Kriegserklärungen gegen Tüten und Edathys (KW 10)

Umwelthilfe-plastiktueten# Plastiktüten gehören nicht ins Meer. Wow, das haben sogar Politiker inzwischen bemerkt. Ihr Plan: eine Kriegserklärung an die Plastiktüte! Mit dem Kriegsziel, schon in zehn Jahren deutlich weniger Plastiktüten ins Meer zu verbringen! Und da soll man nicht “politikverdrossen” werden, sein oder bleiben? Da soll man keine unbändige Wut auf diese unerträglichen Backen entwickeln? Denn die Unfähigkeit, Plastikmüll nicht ins Meer zu kippen, ist ja nur eine von vielen Unerträglichkeiten, die einem täglich Herzklabastern verursachen können. (Und natürlich zeigt ein kleiner Blick ins Archiv, dass die EU-Politiker schon seit Jahren davon sprechen, der Plastiktüte den Kampf ansagen zu wollen, den Krieg zu erklären, halt martialisch rumzutönen.)
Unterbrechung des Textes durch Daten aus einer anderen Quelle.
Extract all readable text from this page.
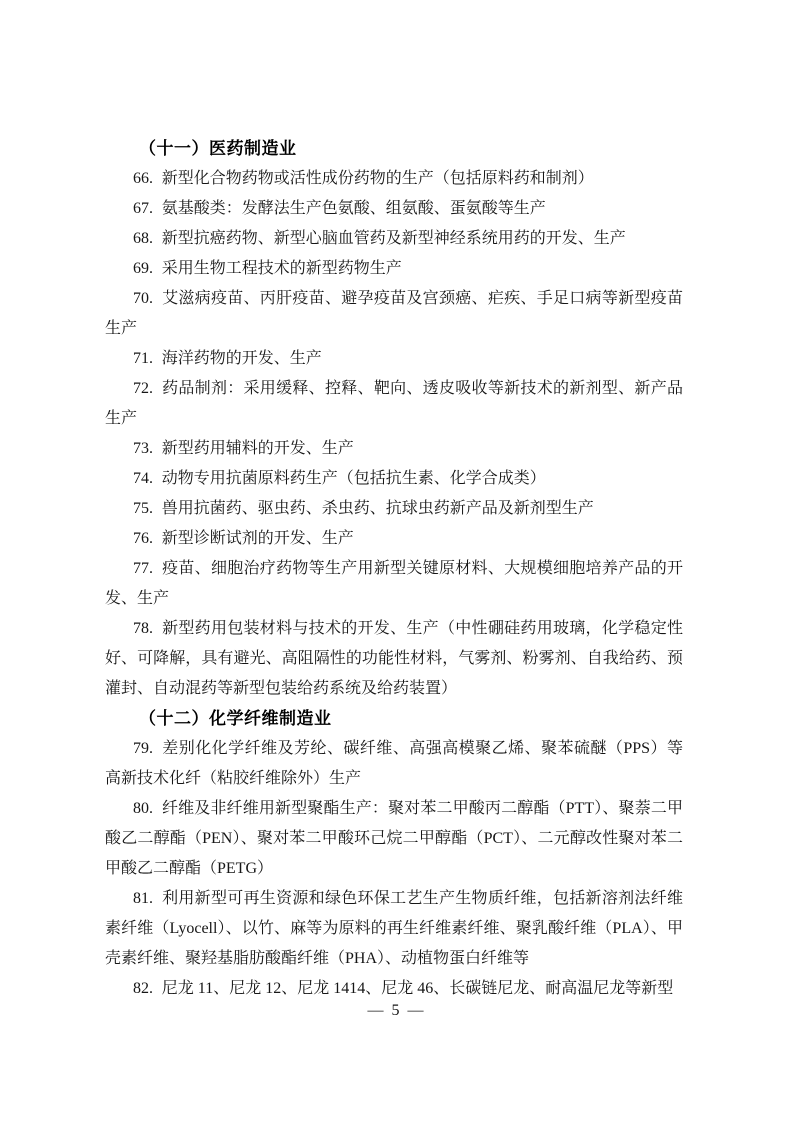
（十一）医药制造业

66. 新型化合物药物或活性成份药物的生产（包括原料药和制剂）

67. 氨基酸类：发酵法生产色氨酸、组氨酸、蛋氨酸等生产

68. 新型抗癌药物、新型心脑血管药及新型神经系统用药的开发、生产

69. 采用生物工程技术的新型药物生产

70. 艾滋病疫苗、丙肝疫苗、避孕疫苗及宫颈癌、疟疾、手足口病等新型疫苗生产

71. 海洋药物的开发、生产

72. 药品制剂：采用缓释、控释、靶向、透皮吸收等新技术的新剂型、新产品生产

73. 新型药用辅料的开发、生产

74. 动物专用抗菌原料药生产（包括抗生素、化学合成类）

75. 兽用抗菌药、驱虫药、杀虫药、抗球虫药新产品及新剂型生产

76. 新型诊断试剂的开发、生产

77. 疫苗、细胞治疗药物等生产用新型关键原材料、大规模细胞培养产品的开发、生产

78. 新型药用包装材料与技术的开发、生产（中性硼硅药用玻璃，化学稳定性好、可降解，具有避光、高阻隔性的功能性材料，气雾剂、粉雾剂、自我给药、预灌封、自动混药等新型包装给药系统及给药装置）

（十二）化学纤维制造业

79. 差别化化学纤维及芳纶、碳纤维、高强高模聚乙烯、聚苯硫醚（PPS）等高新技术化纤（粘胶纤维除外）生产

80. 纤维及非纤维用新型聚酯生产：聚对苯二甲酸丙二醇酯（PTT）、聚萘二甲酸乙二醇酯（PEN）、聚对苯二甲酸环己烷二甲醇酯（PCT）、二元醇改性聚对苯二甲酸乙二醇酯（PETG）

81. 利用新型可再生资源和绿色环保工艺生产生物质纤维，包括新溶剂法纤维素纤维（Lyocell）、以竹、麻等为原料的再生纤维素纤维、聚乳酸纤维（PLA）、甲壳素纤维、聚羟基脂肪酸酯纤维（PHA）、动植物蛋白纤维等

82. 尼龙 11、尼龙 12、尼龙 1414、尼龙 46、长碳链尼龙、耐高温尼龙等新型

— 5 —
# Muslimische Geistliche sollen in Deutschland Deutsch sprechen, hat – eher beiläufig auf Vorhalt – Bundestagspräsident Norbert Lammert (CDU) gefordert (Welt-Interview). Und wie üblich wurde auch das dumpfste Politikergeplapper von hirnfreien Journalisten kolportiert – damit der Schwachsinn auch so richtig in der Welt ist. Auf die einfachsten Fragen (“Recherchen”) kamen die Stützen unserer Demokratie mal wieder nicht: Wie halten “wir” das eigentlich im umgekehrten Fall? Könnte es sein, dass aus Deutschland stammende christliche Religionsvertreter im Ausland nicht in der Landessprache predigen und singen, sondern in dem ihnen und ihren Gemeinden vertrauten Ausländersprache Deutsch? Und könnte es sein, dass diese ausländisch sprechenden deutschen Religionslehrer auch noch von Organisationen aus dem Ausland bezahlt werden?
Wohlwissend, dass man von Behörden im besten Falle Schweigen erwarten kann, hoffte ich ein wenig auf klärende Worte von Kirchenmitarbeitern, insbesondere der EKD und ihrem neuen, gerne plauderndem Ratsvorsitzenden Bedford-Strohm – bis ich im eigenen Archiv daran erinnert wurde, dass sein Vorgänger ja selbst die Deutschsprechpflicht für Muslime in Deutschland gefordert und damit – weil später keine Korrektur zu vernehmen war – seine Behörde bereits ins Aus geschwätzt hatte. Denn selbstverständlich finanziert die EKD “Auslandsgemeinden“, und die dorthin aus Deutschland entsendeten Pfarrer halten selbstredend Gottesdienste auf Deutsch (nur deshalb kommen die “Auslandsdeutschen” ja schließlich).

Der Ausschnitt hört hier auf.